- Relator(a)
- Ministro Marco Aurélio Bellizze
- Órgão julgador
- Terceira Turma
- Data do julgamento
- 12/08/2019
- Data de publicação
- 20/08/2019
STJ – Acórdão, Rel. Ministro Marco Aurélio Bellizze, Terceira Turma, j. 12/08/2019, p. 20/08/2019
AGRAVO INTERNO NO AGRAVO EM RECURSO ESPECIAL. AÇÃO DE COBRANÇA DE HONORÁRIOS SUCUMBENCIAIS. 1. PRESCRIÇÃO. DATA DE TRÂNSITO EM JULGADO DE CADA SENTENÇA. AUSÊNCIA DE COMPROVAÇÃO. REVOLVIMENTO DE MATÉRIA DE PROVA E REVISÃO DE CLÁUSULAS CONTRATUAIS. IMPOSSIBILIDADE. SÚMULAS N. 5 E 7 DO STJ. 2. DEFICIÊNCIA DE FUNDAMENTAÇÃO. SÚMULAS N. 283 E 284 DO STF. 3. HONORÁRIOS RECURSAIS. AGRAVO INTERNO. NÃO CABIMENTO 4. MULTA DO ART. 1.021, § 4º, DO CPC/2015. NÃO INCIDÊNCIA, NA ESPÉCIE. 5. AGRAVO DESPROVIDO. 1. No que tange à prescrição da pretensão, concluiu o Tribunal estadual, após sopesar amplamente o conjunto fático-probatório dos autos, bem como em face das cláusulas contratuais, que não ficou comprovada. Reverter a conclusão do Tribunal local, para acolher a pretensão recursal, demandaria o revolvimento do acervo fático-probatório dos autos e a análise e interpretação de cláusulas contratuais, o que é vedado ante a natureza excepcional da via eleita, consoante enunciado das Súmulas n. 5 e 7 do Superior Tribunal de Justiça. 2. Do exame das razões recursais, exsurge a ausência de impugnação específica dos fundamentos basilares da decisão objurgada, o que atrai a incidência da Súmula 283 do Supremo Tribunal Federal. 3. Sobre a suscitada legitimidade do contrato e essencialmente o respeito à fundamentação que arrima sua existência, o recurso revelou-se deficiente em sua fundamentação, já que o recorrente não demonstrou, de forma clara e objetiva, como o aresto combatido teria violado os dispositivos elencados neste tópico.
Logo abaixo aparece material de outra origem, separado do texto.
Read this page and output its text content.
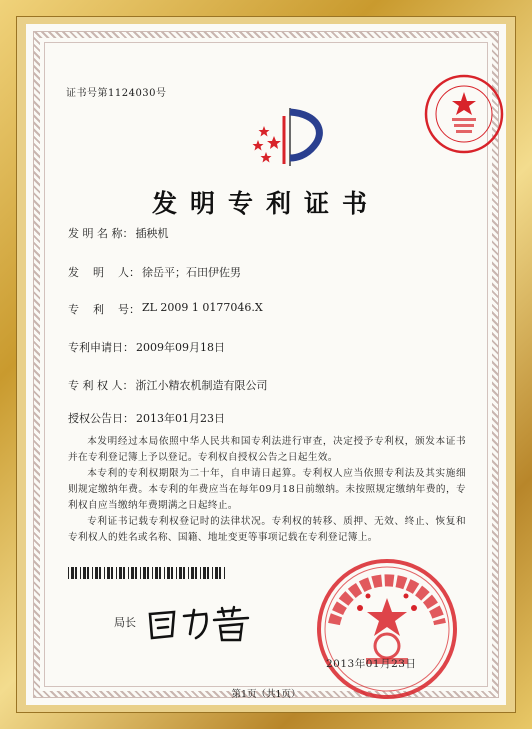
证书号第1124030号
发明专利证书
发 明 名 称： 插秧机
发    明    人： 徐岳平；石田伊佐男
专    利    号： ZL 2009 1 0177046.X
专利申请日： 2009年09月18日
专 利 权 人： 浙江小精农机制造有限公司
授权公告日： 2013年01月23日

本发明经过本局依照中华人民共和国专利法进行审查，决定授予专利权，颁发本证书并在专利登记簿上予以登记。专利权自授权公告之日起生效。

本专利的专利权期限为二十年，自申请日起算。专利权人应当依照专利法及其实施细则规定缴纳年费。本专利的年费应当在每年09月18日前缴纳。未按照规定缴纳年费的，专利权自应当缴纳年费期满之日起终止。

专利证书记载专利权登记时的法律状况。专利权的转移、质押、无效、终止、恢复和专利权人的姓名或名称、国籍、地址变更等事项记载在专利登记簿上。

局长
2013年01月23日
第1页（共1页）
Súmula n. 284 do STF. 4. Não cabe a condenação ao pagamento de honorários advocatícios recursais no âmbito do agravo interno, conforme os critérios definidos pela Terceira Turma deste Tribunal Superior nos EDcl no AgInt no REsp 1.573.573/RJ, desta relatoria, julgado em 4/4/2017, DJe de 8/5/2017. 5. O mero não conhecimento ou improcedência de recurso interno não enseja a automática condenação na multa do art. 1.021, § 4º, do NCPC, devendo ser analisado caso a caso. 6. Agravo interno desprovido. (AgInt no AREsp n. 1.159.241/PR, relator Ministro Marco Aurélio Bellizze, Terceira Turma, julgado em 12/8/2019, DJe de 20/8/2019.)